The MOPPPO question repeatedly comes up against the problem of dishonesty, of cheating, of lies, and of greed. It has been unable, on all accounts, to avoid it. But open source software platforms are immune to dishonesty, cheating, and lies (nothing is immune to greed), as they are open, available, and free. They embody the fundamental premises on which we would like to organize society.
The Open Source Software Movement (OSSM, pronounced, "awesome") has in turn given birth to an "Open Source Hardware Movement" (OSHM, or, "awesome" with a lisp), that brings you little $50 computers in the form of RaspberryPi and BeagleBones and is very nearly knocking on your door with a 3D printer. So now you have a webserver the size of your palm, plenty of free code to run it on, free instructions on how to do everything, and printers that'll print you parts for whatever clever little piece you think of.
I'm telling you, the MOPD and the MAID are here to clean up the MOPPPO. And most recently, that clean-up process has emerged as Bitcoin, the decentralized virtual currency with distributed computational power larger than that of the world's 50 biggest supercomputers combined.
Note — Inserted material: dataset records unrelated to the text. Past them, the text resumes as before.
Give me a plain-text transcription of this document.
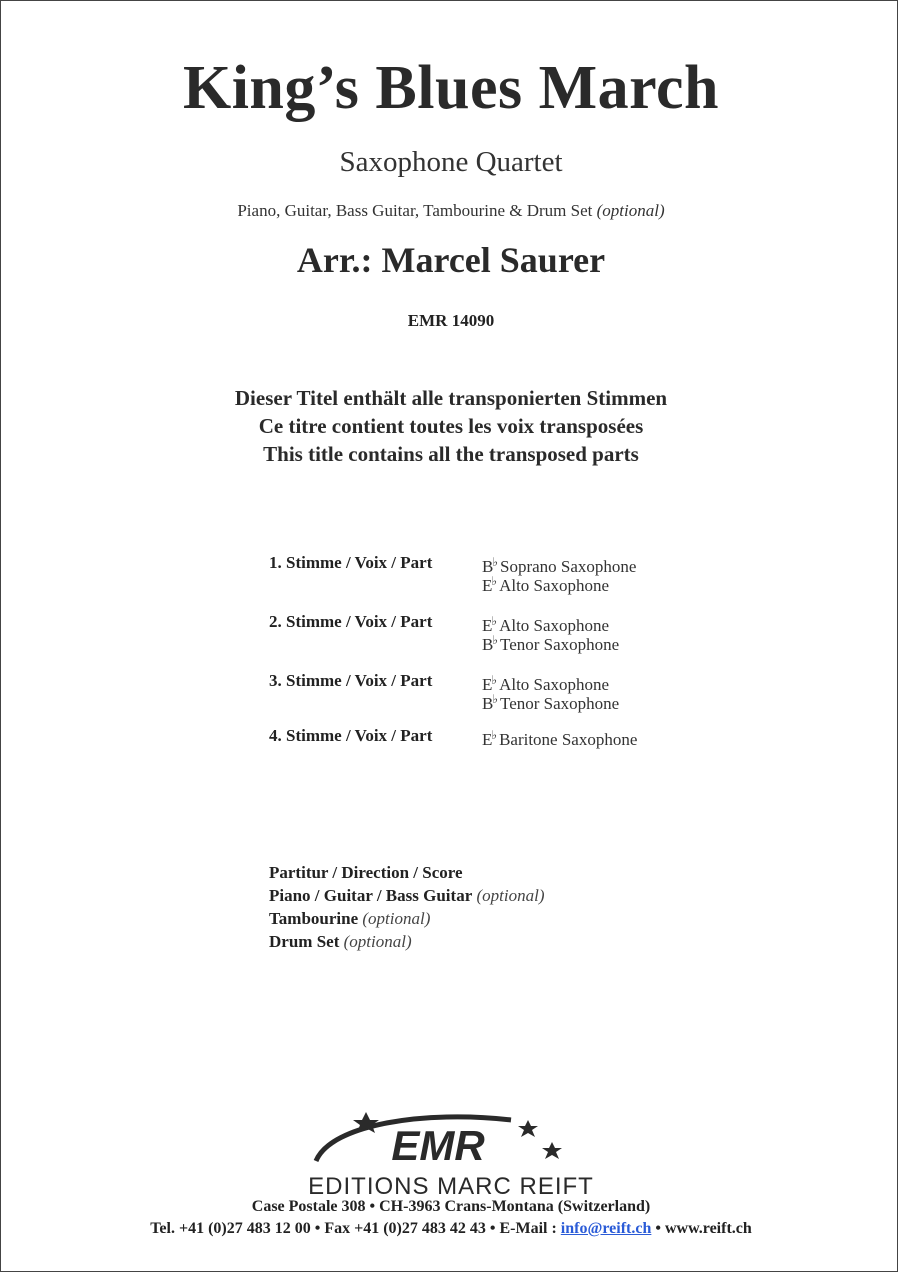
King’s Blues March
Saxophone Quartet
Piano, Guitar, Bass Guitar, Tambourine & Drum Set (optional)
Arr.: Marcel Saurer
EMR 14090
Dieser Titel enthält alle transponierten Stimmen
Ce titre contient toutes les voix transposées
This title contains all the transposed parts
1. Stimme / Voix / Part	B♭ Soprano Saxophone
E♭ Alto Saxophone
2. Stimme / Voix / Part	E♭ Alto Saxophone
B♭ Tenor Saxophone
3. Stimme / Voix / Part	E♭ Alto Saxophone
B♭ Tenor Saxophone
4. Stimme / Voix / Part	E♭ Baritone Saxophone
Partitur / Direction / Score
Piano / Guitar / Bass Guitar (optional)
Tambourine (optional)
Drum Set (optional)
EMR
EDITIONS MARC REIFT
Case Postale 308 • CH-3963 Crans-Montana (Switzerland)
Tel. +41 (0)27 483 12 00 • Fax +41 (0)27 483 42 43 • E-Mail : info@reift.ch • www.reift.ch
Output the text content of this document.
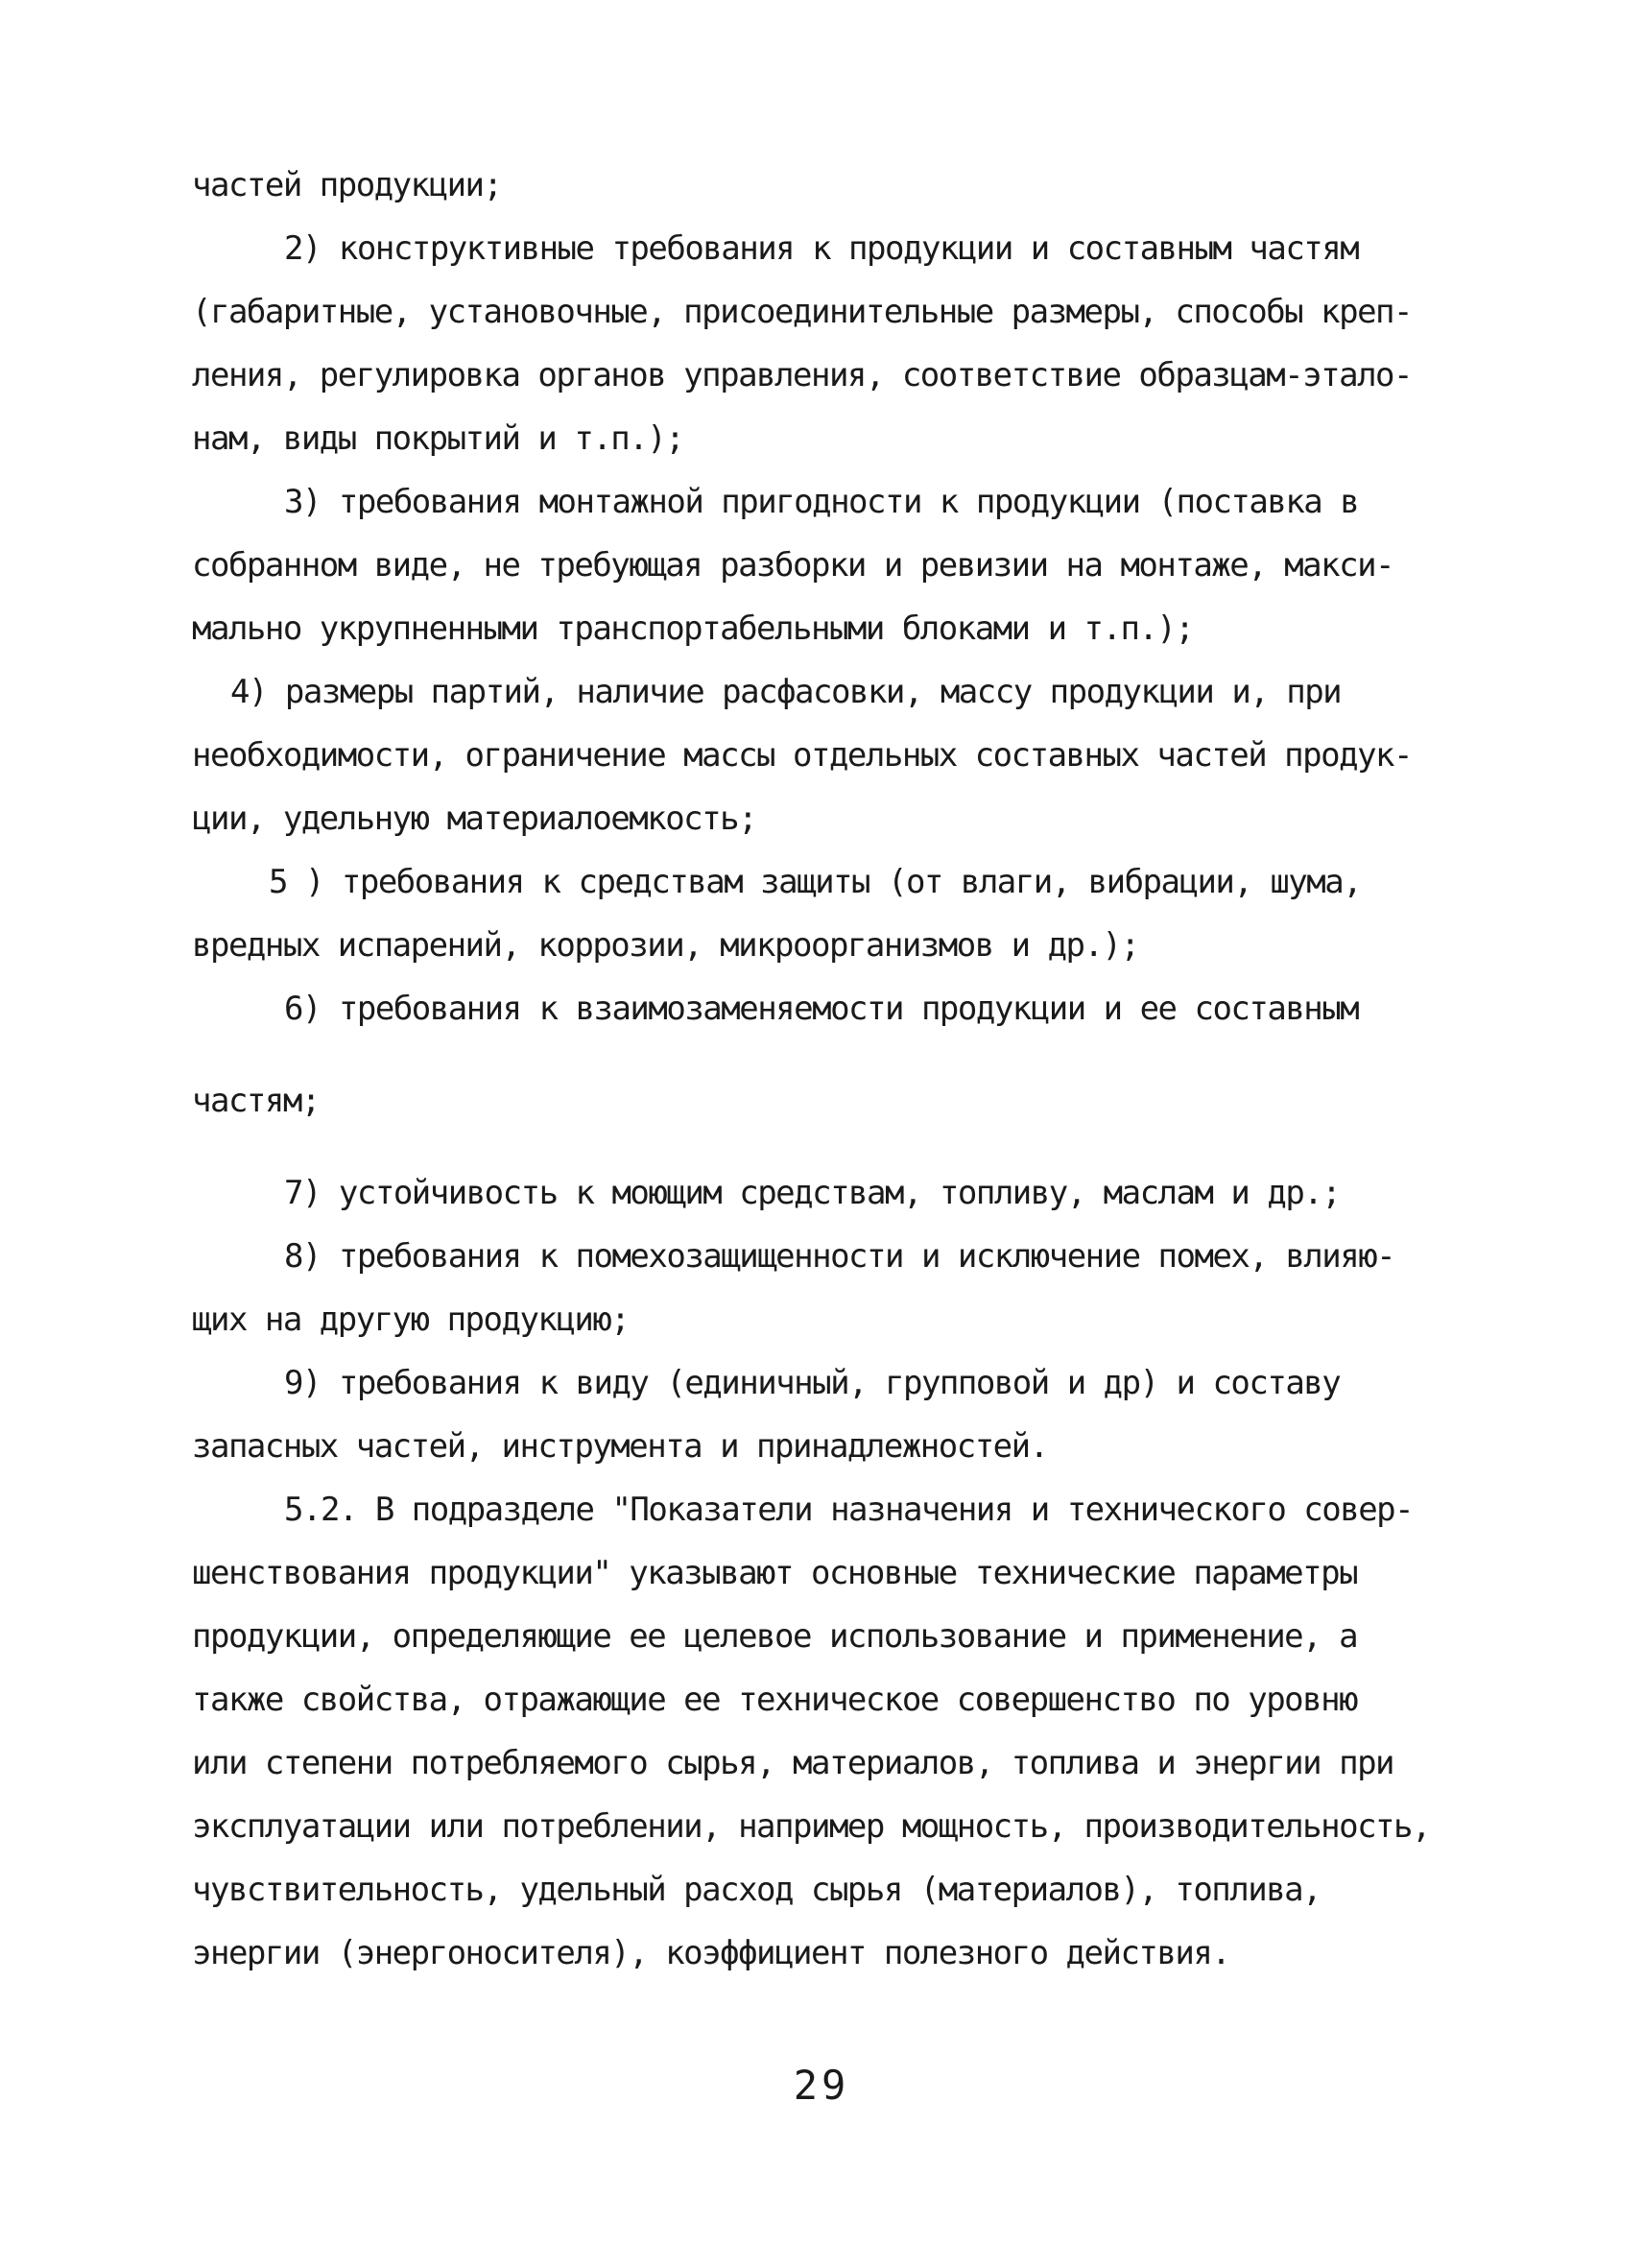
частей продукции;
2) конструктивные требования к продукции и составным частям
(габаритные, установочные, присоединительные размеры, способы креп-
ления, регулировка органов управления, соответствие образцам-этало-
нам, виды покрытий и т.п.);
3) требования монтажной пригодности к продукции (поставка в
собранном виде, не требующая разборки и ревизии на монтаже, макси-
мально укрупненными транспортабельными блоками и т.п.);
4) размеры партий, наличие расфасовки, массу продукции и, при
необходимости, ограничение массы отдельных составных частей продук-
ции, удельную материалоемкость;
5 ) требования к средствам защиты (от влаги, вибрации, шума,
вредных испарений, коррозии, микроорганизмов и др.);
6) требования к взаимозаменяемости продукции и ее составным
частям;
7) устойчивость к моющим средствам, топливу, маслам и др.;
8) требования к помехозащищенности и исключение помех, влияю-
щих на другую продукцию;
9) требования к виду (единичный, групповой и др) и составу
запасных частей, инструмента и принадлежностей.
5.2. В подразделе "Показатели назначения и технического совер-
шенствования продукции" указывают основные технические параметры
продукции, определяющие ее целевое использование и применение, а
также свойства, отражающие ее техническое совершенство по уровню
или степени потребляемого сырья, материалов, топлива и энергии при
эксплуатации или потреблении, например мощность, производительность,
чувствительность, удельный расход сырья (материалов), топлива,
энергии (энергоносителя), коэффициент полезного действия.
29
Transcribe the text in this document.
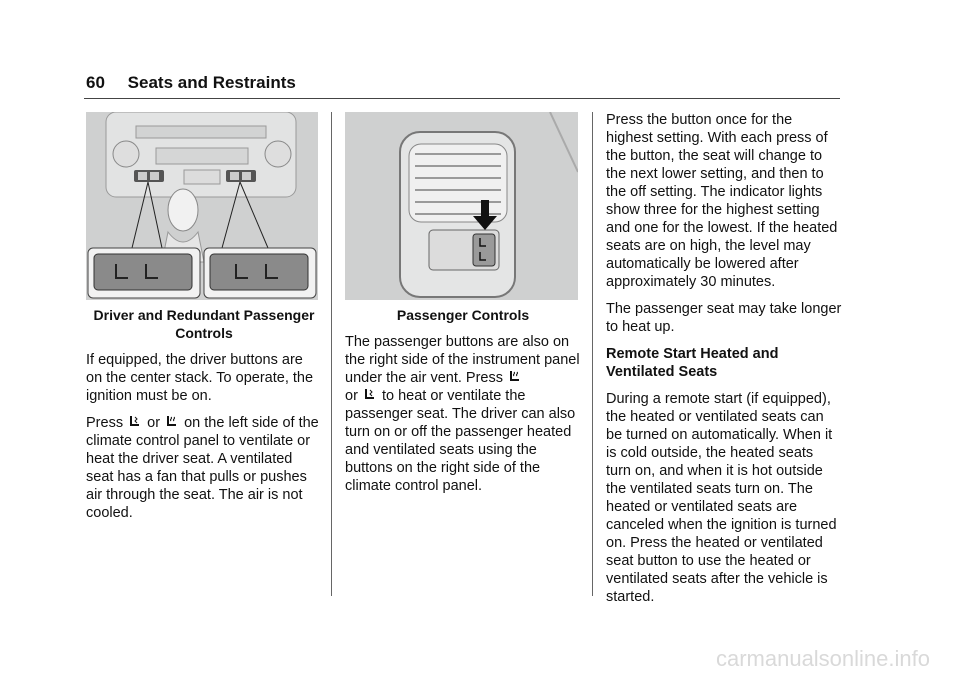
60 Seats and Restraints
Driver and Redundant Passenger Controls

If equipped, the driver buttons are on the center stack. To operate, the ignition must be on.

Press or on the left side of the climate control panel to ventilate or heat the driver seat. A ventilated seat has a fan that pulls or pushes air through the seat. The air is not cooled.

Passenger Controls

The passenger buttons are also on the right side of the instrument panel under the air vent. Press
or to heat or ventilate the passenger seat. The driver can also turn on or off the passenger heated and ventilated seats using the buttons on the right side of the climate control panel.

Press the button once for the highest setting. With each press of the button, the seat will change to the next lower setting, and then to the off setting. The indicator lights show three for the highest setting and one for the lowest. If the heated seats are on high, the level may automatically be lowered after approximately 30 minutes.

The passenger seat may take longer to heat up.

Remote Start Heated and Ventilated Seats

During a remote start (if equipped), the heated or ventilated seats can be turned on automatically. When it is cold outside, the heated seats turn on, and when it is hot outside the ventilated seats turn on. The heated or ventilated seats are canceled when the ignition is turned on. Press the heated or ventilated seat button to use the heated or ventilated seats after the vehicle is started.

carmanualsonline.info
With no central issuer, no third party, no implication of military support, and no regional home, bitcoin is the worlds first decentralized financial system. She is a MAID, with a very special kind of MOPD.
Bitcoin deems irrelevant some of the most oppressive institutions in our society: banks and money-lenders. But it also lays the foundation for a host of software suites that radically change the way we interact and exchange. Just like the HTTP (Hyper Text Transfer Protocol) used by your browser, and the TCP/IP (Transfer Control Protocol, Internet Protocol), which HTTP runs on top of, used by your computer, Bitcoin is a networking protocol that facilitates exchange by ensuring the co-operation of all participants. You cannot defraud bitcoin. Just like you cannot defraud HTTP. That is not say you cannot find hacks in the infrastructure that surrounds and supports the protocol (like bitcoin exchanges and web browsers), but the protocol itself is un-voidable.
In the past, communities were bound together by religion, whose original form is the Latin 'religere', 'to bind.' But religions are often violent, emotional, irrational creatures which destroy populations and corrupt their bearers. In the age of the internet, a hundred years after Nietzsche pronounced the death of the divinity, that which binds us is no longer an arbitrary and violent belief system, but an open and honest internet protocol. Without even thinking of it, we participate in these protocols by default every time we open a browser, or spend a bitcoin. We do it daily, peacefully, co-operatively, and efficiently. It is truly a marvel of design.
But that is precisely it. Design is not a zero sum game. And it is very possible to design one's self out of any circumstance and into another. Today, the IISECF is the new flurry of protocols which will be designed and shared freely for use in the constructive, decentralized, and efficient organization of society. Bitcoin is the first of these. Facebook is the zeroth. But we can expect to become linked to each other in the co-operative organization of society in ways unimaginable to anyone seriously involved in the MOPPPO debate. This is the story of the MAID and the MOPD, and it will be very exciting to see it pan out.
And you know what the best part is? You can contribute. Just start writing code.